Plant Responsible for Toxic Plume to Close
Tracey Gold Bennett | 9/7/2011, 12:42 p.m.
The Alexandria, Va., coal-fired electric generating plant responsible for a toxic plume hovering over Ward 8 in the District as well as parts of Maryland and Virginia, will soon be shut down. The GenOn plant, also known as the Potomac River Generating Station, will be permanently closed by Oct 1, 2012.
In July, the Washington Informer reported that the Sierra Club and Alexandria residents had been attempting to get the plant closed for a number of years. The Sierra Club hired an independent contractor and conducted a study, which revealed high amounts of sulfur dioxide being released into the air in the District, Maryland and Virginia. Now, the plant is being retired.
This is a major victory, not so much for the Sierra Club's Beyond Coal campaign, which it is, but for the health and well-being of our District residents and others who have been adversely impacted by pollution produced by this coal fired power plant," said Irv Sheffey, environmental justice and community organizer for the Sierra Club.
Alexandria Mayor William D. Eulle agrees.
"Today's (Aug. 30) announcement is a path forward for both Alexandria and the power company that works for everybody, and truly reflects the interest of both parties," said Euille. "Both the Alexandria City Council and community have worked extremely hard toward this goal, and we are very proud of the final result.

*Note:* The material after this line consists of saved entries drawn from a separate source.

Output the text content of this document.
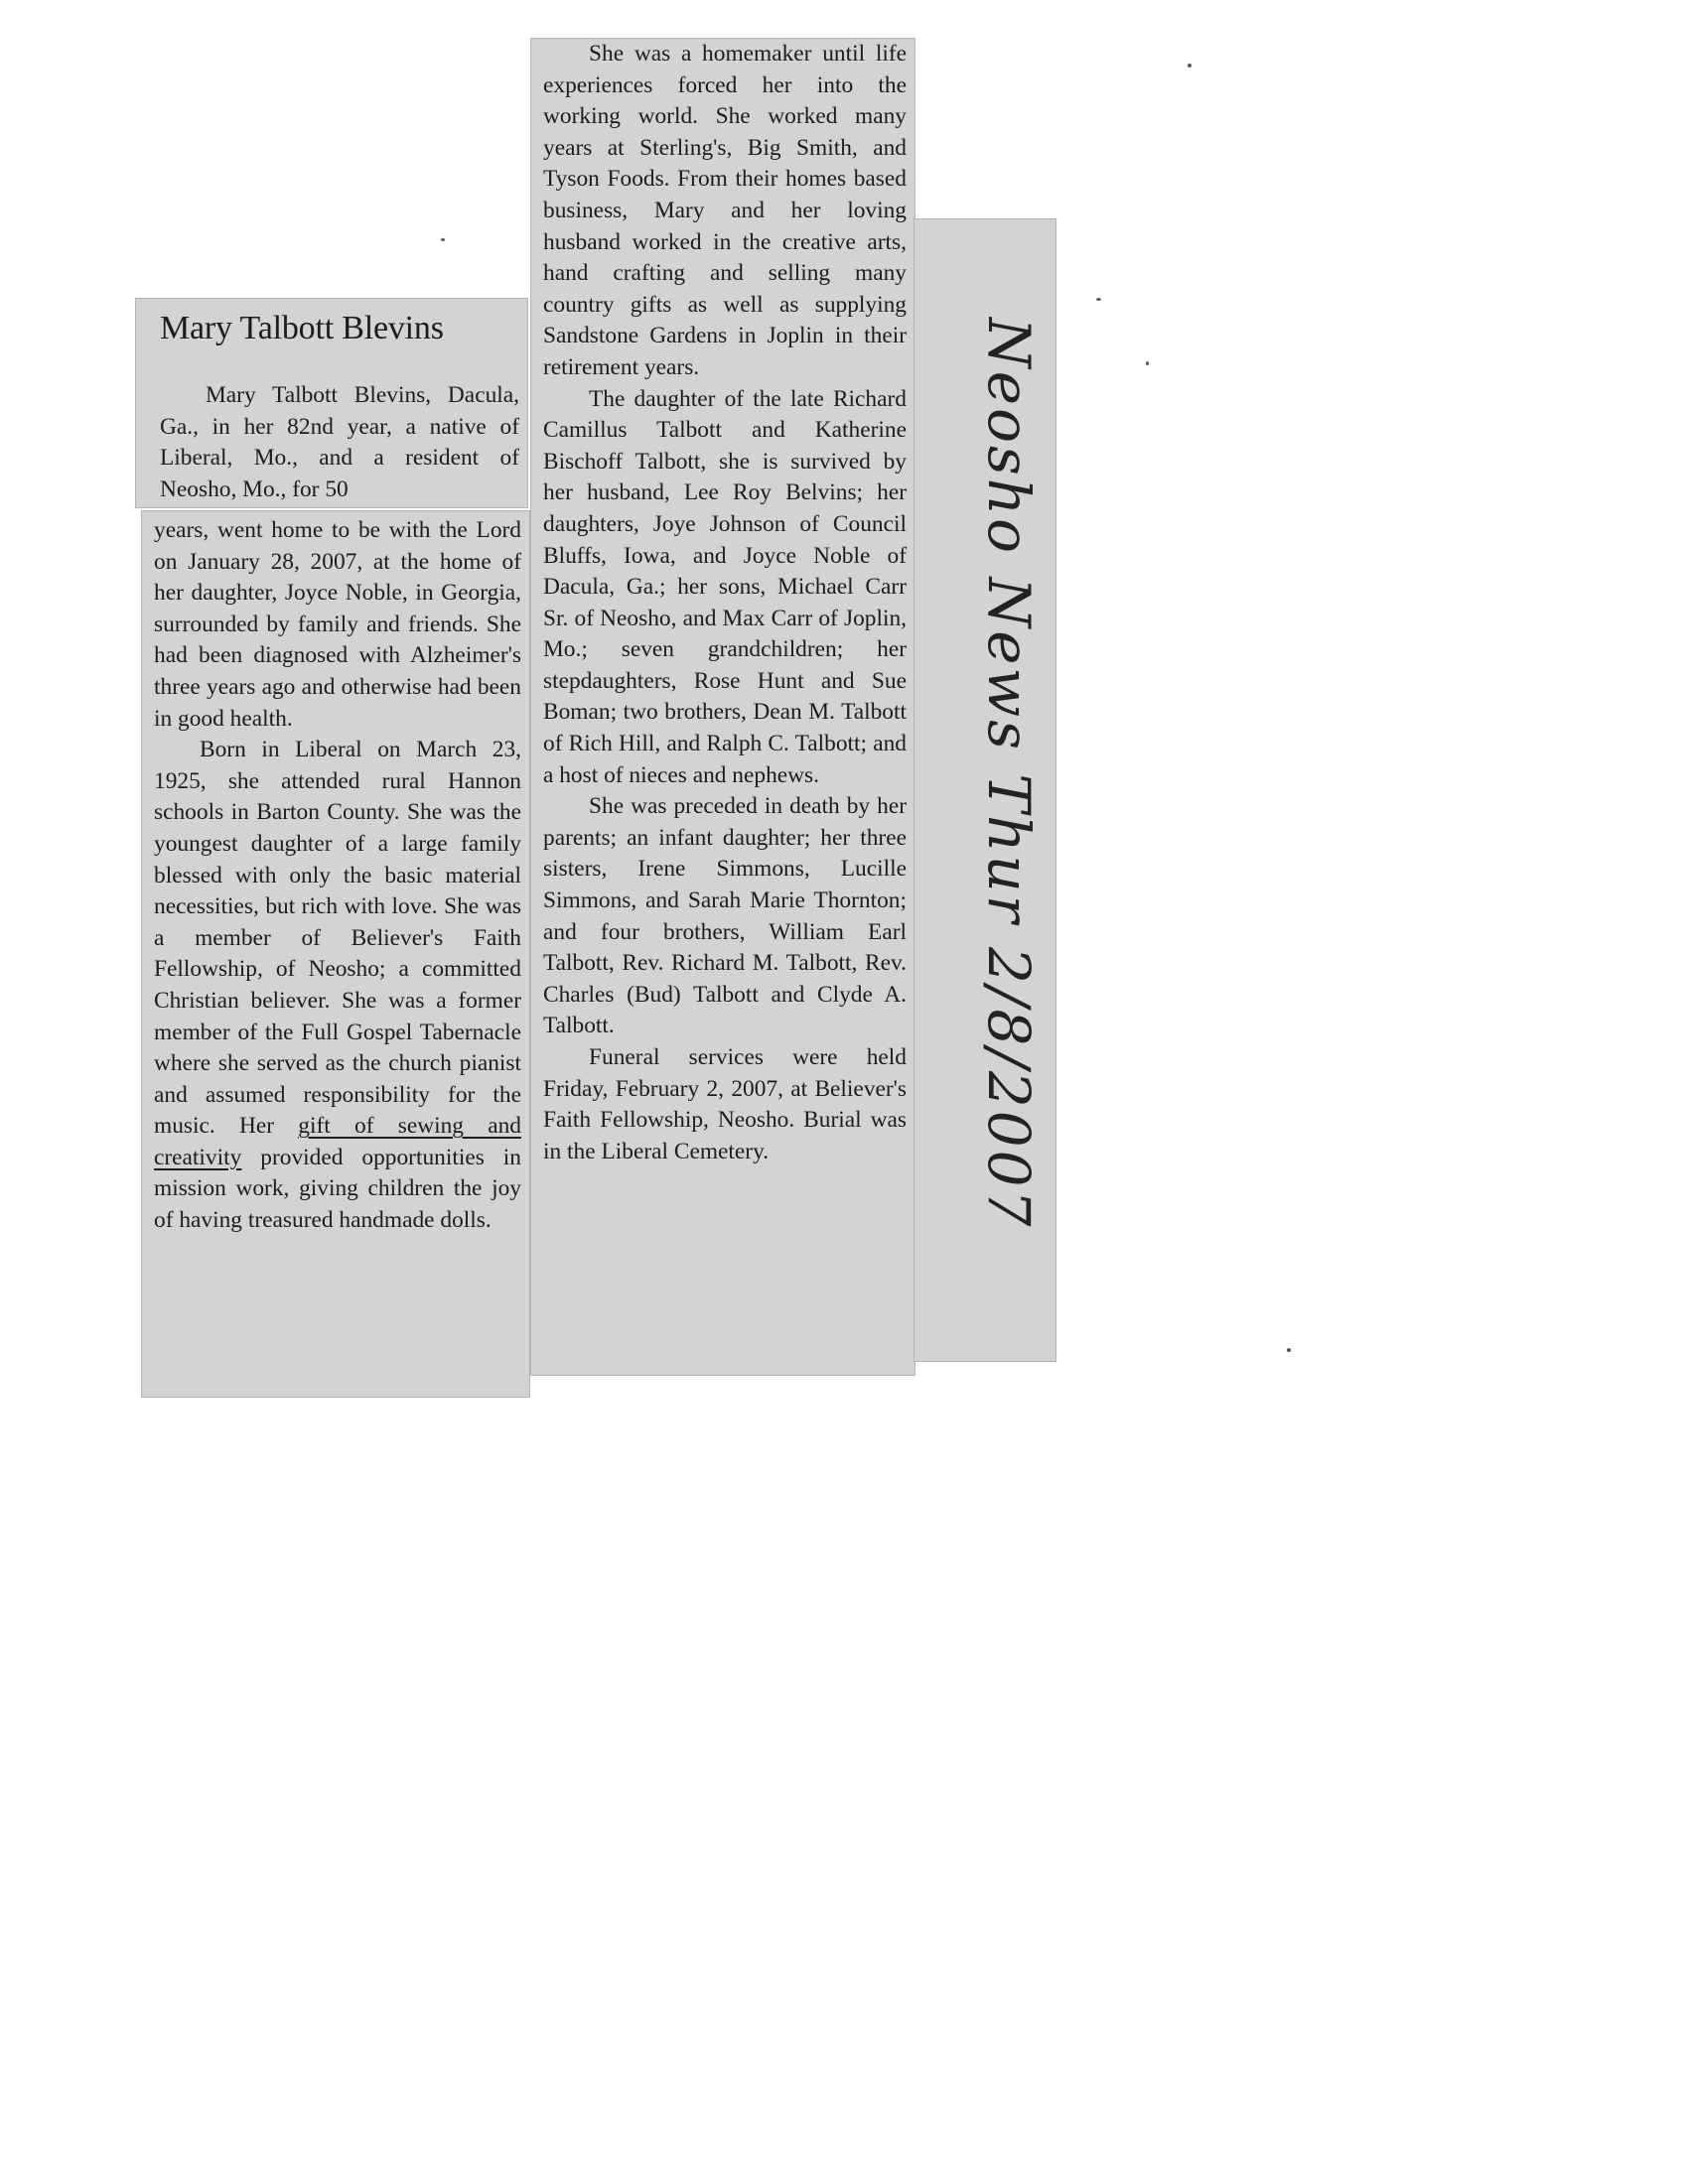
Mary Talbott Blevins

Mary Talbott Blevins, Dacula, Ga., in her 82nd year, a native of Liberal, Mo., and a resident of Neosho, Mo., for 50

years, went home to be with the Lord on January 28, 2007, at the home of her daughter, Joyce Noble, in Georgia, surrounded by family and friends. She had been diagnosed with Alzheimer's three years ago and otherwise had been in good health.

Born in Liberal on March 23, 1925, she attended rural Hannon schools in Barton County. She was the youngest daughter of a large family blessed with only the basic material necessities, but rich with love. She was a member of Believer's Faith Fellowship, of Neosho; a committed Christian believer. She was a former member of the Full Gospel Tabernacle where she served as the church pianist and assumed responsibility for the music. Her gift of sewing and creativity provided opportunities in mission work, giving children the joy of having treasured handmade dolls.

She was a homemaker until life experiences forced her into the working world. She worked many years at Sterling's, Big Smith, and Tyson Foods. From their homes based business, Mary and her loving husband worked in the creative arts, hand crafting and selling many country gifts as well as supplying Sandstone Gardens in Joplin in their retirement years.

The daughter of the late Richard Camillus Talbott and Katherine Bischoff Talbott, she is survived by her husband, Lee Roy Belvins; her daughters, Joye Johnson of Council Bluffs, Iowa, and Joyce Noble of Dacula, Ga.; her sons, Michael Carr Sr. of Neosho, and Max Carr of Joplin, Mo.; seven grandchildren; her stepdaughters, Rose Hunt and Sue Boman; two brothers, Dean M. Talbott of Rich Hill, and Ralph C. Talbott; and a host of nieces and nephews.

She was preceded in death by her parents; an infant daughter; her three sisters, Irene Simmons, Lucille Simmons, and Sarah Marie Thornton; and four brothers, William Earl Talbott, Rev. Richard M. Talbott, Rev. Charles (Bud) Talbott and Clyde A. Talbott.

Funeral services were held Friday, February 2, 2007, at Believer's Faith Fellowship, Neosho. Burial was in the Liberal Cemetery.	Neosho News Thur 2/8/2007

This news strengthens Alexandria's future and opens the door to an enhanced quality of life for our residents."
The GenOn plant began operating in 1949 and has gone through a number of names, including Mirant and Pepco, which owned the plant until 2000.

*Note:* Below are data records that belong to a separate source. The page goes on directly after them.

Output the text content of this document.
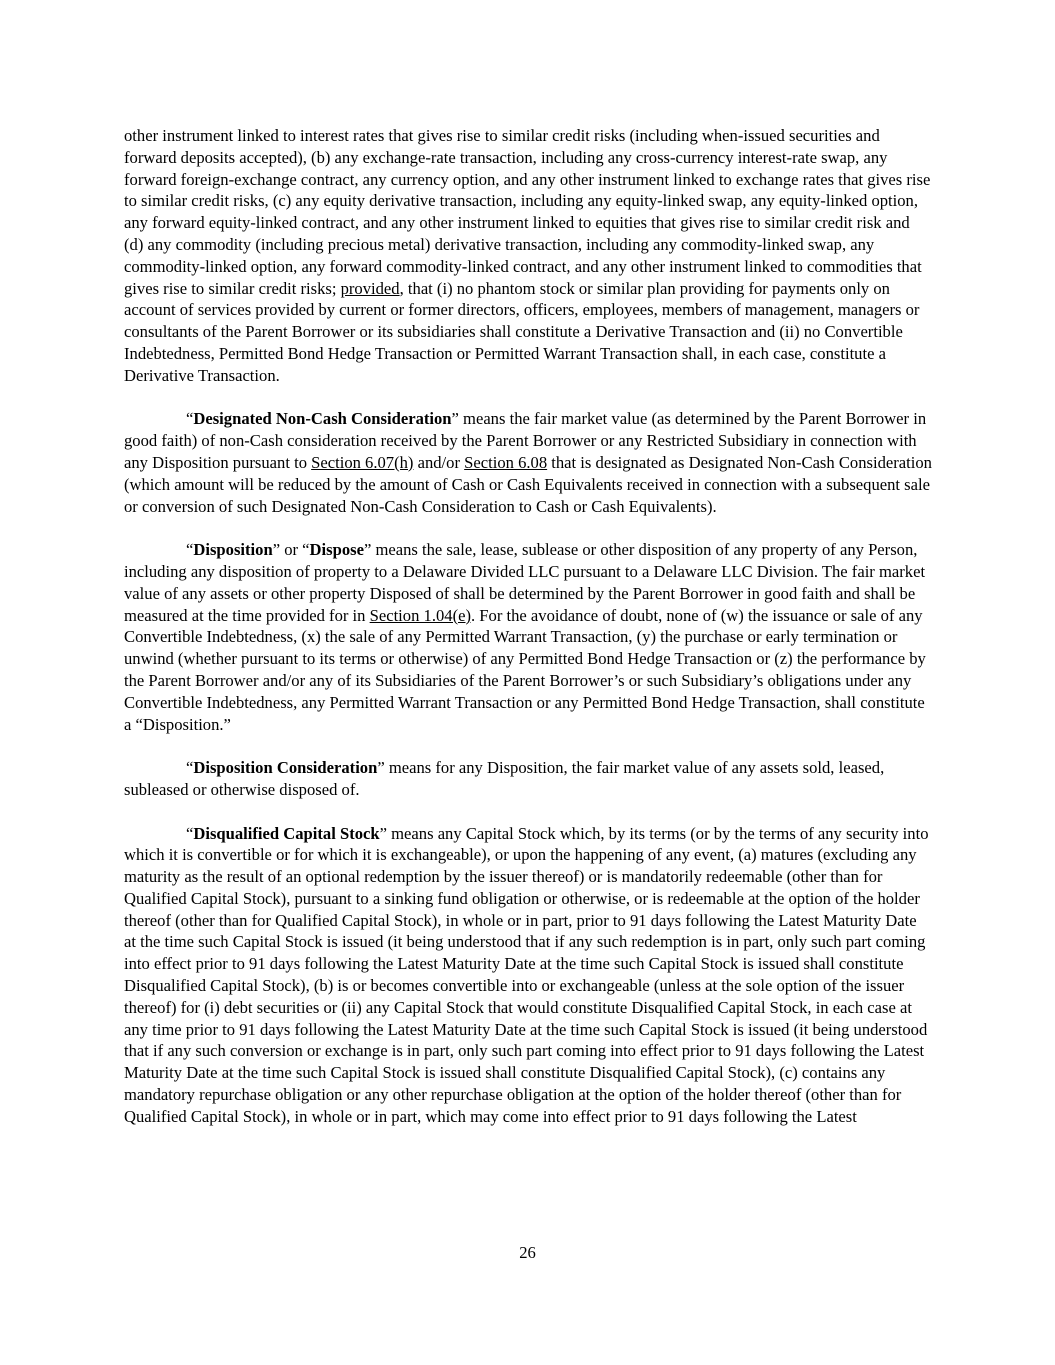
other instrument linked to interest rates that gives rise to similar credit risks (including when-issued securities and forward deposits accepted), (b) any exchange-rate transaction, including any cross-currency interest-rate swap, any forward foreign-exchange contract, any currency option, and any other instrument linked to exchange rates that gives rise to similar credit risks, (c) any equity derivative transaction, including any equity-linked swap, any equity-linked option, any forward equity-linked contract, and any other instrument linked to equities that gives rise to similar credit risk and (d) any commodity (including precious metal) derivative transaction, including any commodity-linked swap, any commodity-linked option, any forward commodity-linked contract, and any other instrument linked to commodities that gives rise to similar credit risks; provided, that (i) no phantom stock or similar plan providing for payments only on account of services provided by current or former directors, officers, employees, members of management, managers or consultants of the Parent Borrower or its subsidiaries shall constitute a Derivative Transaction and (ii) no Convertible Indebtedness, Permitted Bond Hedge Transaction or Permitted Warrant Transaction shall, in each case, constitute a Derivative Transaction.

“Designated Non-Cash Consideration” means the fair market value (as determined by the Parent Borrower in good faith) of non-Cash consideration received by the Parent Borrower or any Restricted Subsidiary in connection with any Disposition pursuant to Section 6.07(h) and/or Section 6.08 that is designated as Designated Non-Cash Consideration (which amount will be reduced by the amount of Cash or Cash Equivalents received in connection with a subsequent sale or conversion of such Designated Non-Cash Consideration to Cash or Cash Equivalents).

“Disposition” or “Dispose” means the sale, lease, sublease or other disposition of any property of any Person, including any disposition of property to a Delaware Divided LLC pursuant to a Delaware LLC Division. The fair market value of any assets or other property Disposed of shall be determined by the Parent Borrower in good faith and shall be measured at the time provided for in Section 1.04(e). For the avoidance of doubt, none of (w) the issuance or sale of any Convertible Indebtedness, (x) the sale of any Permitted Warrant Transaction, (y) the purchase or early termination or unwind (whether pursuant to its terms or otherwise) of any Permitted Bond Hedge Transaction or (z) the performance by the Parent Borrower and/or any of its Subsidiaries of the Parent Borrower’s or such Subsidiary’s obligations under any Convertible Indebtedness, any Permitted Warrant Transaction or any Permitted Bond Hedge Transaction, shall constitute a “Disposition.”

“Disposition Consideration” means for any Disposition, the fair market value of any assets sold, leased, subleased or otherwise disposed of.

“Disqualified Capital Stock” means any Capital Stock which, by its terms (or by the terms of any security into which it is convertible or for which it is exchangeable), or upon the happening of any event, (a) matures (excluding any maturity as the result of an optional redemption by the issuer thereof) or is mandatorily redeemable (other than for Qualified Capital Stock), pursuant to a sinking fund obligation or otherwise, or is redeemable at the option of the holder thereof (other than for Qualified Capital Stock), in whole or in part, prior to 91 days following the Latest Maturity Date at the time such Capital Stock is issued (it being understood that if any such redemption is in part, only such part coming into effect prior to 91 days following the Latest Maturity Date at the time such Capital Stock is issued shall constitute Disqualified Capital Stock), (b) is or becomes convertible into or exchangeable (unless at the sole option of the issuer thereof) for (i) debt securities or (ii) any Capital Stock that would constitute Disqualified Capital Stock, in each case at any time prior to 91 days following the Latest Maturity Date at the time such Capital Stock is issued (it being understood that if any such conversion or exchange is in part, only such part coming into effect prior to 91 days following the Latest Maturity Date at the time such Capital Stock is issued shall constitute Disqualified Capital Stock), (c) contains any mandatory repurchase obligation or any other repurchase obligation at the option of the holder thereof (other than for Qualified Capital Stock), in whole or in part, which may come into effect prior to 91 days following the Latest

26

Here's how shut down of the plant agreement will work: The City of Alexandria will facilitate the closing by releasing approximately $32 million currently held in escrow, which was set aside to pay for the additional environmental controls at the station, as a result of a 2008 agreement between the City and GenOn.
Under terms of the agreement, GenOn has agreed to retire the generating station by Oct. 1, 2012 or -- if the plant is needed beyond that date for reliability purposes -- as soon as it is no longer needed. GenOn will coordinate with PJM Interconnection L.L.C., Pepco, and government regulators for the necessary notifications and approvals to close the plant.
"Retiring the facility next year makes sense for GenOn, but it is a difficult decision given the impact on the approximate 120 employees who work at the station," said Edward R. Muller, GenOn chairman and CEO. "Our decision to retire the plant is not reflective of our employees' skills, dedication or capabilities, and we will work to help them in their transition over the next year."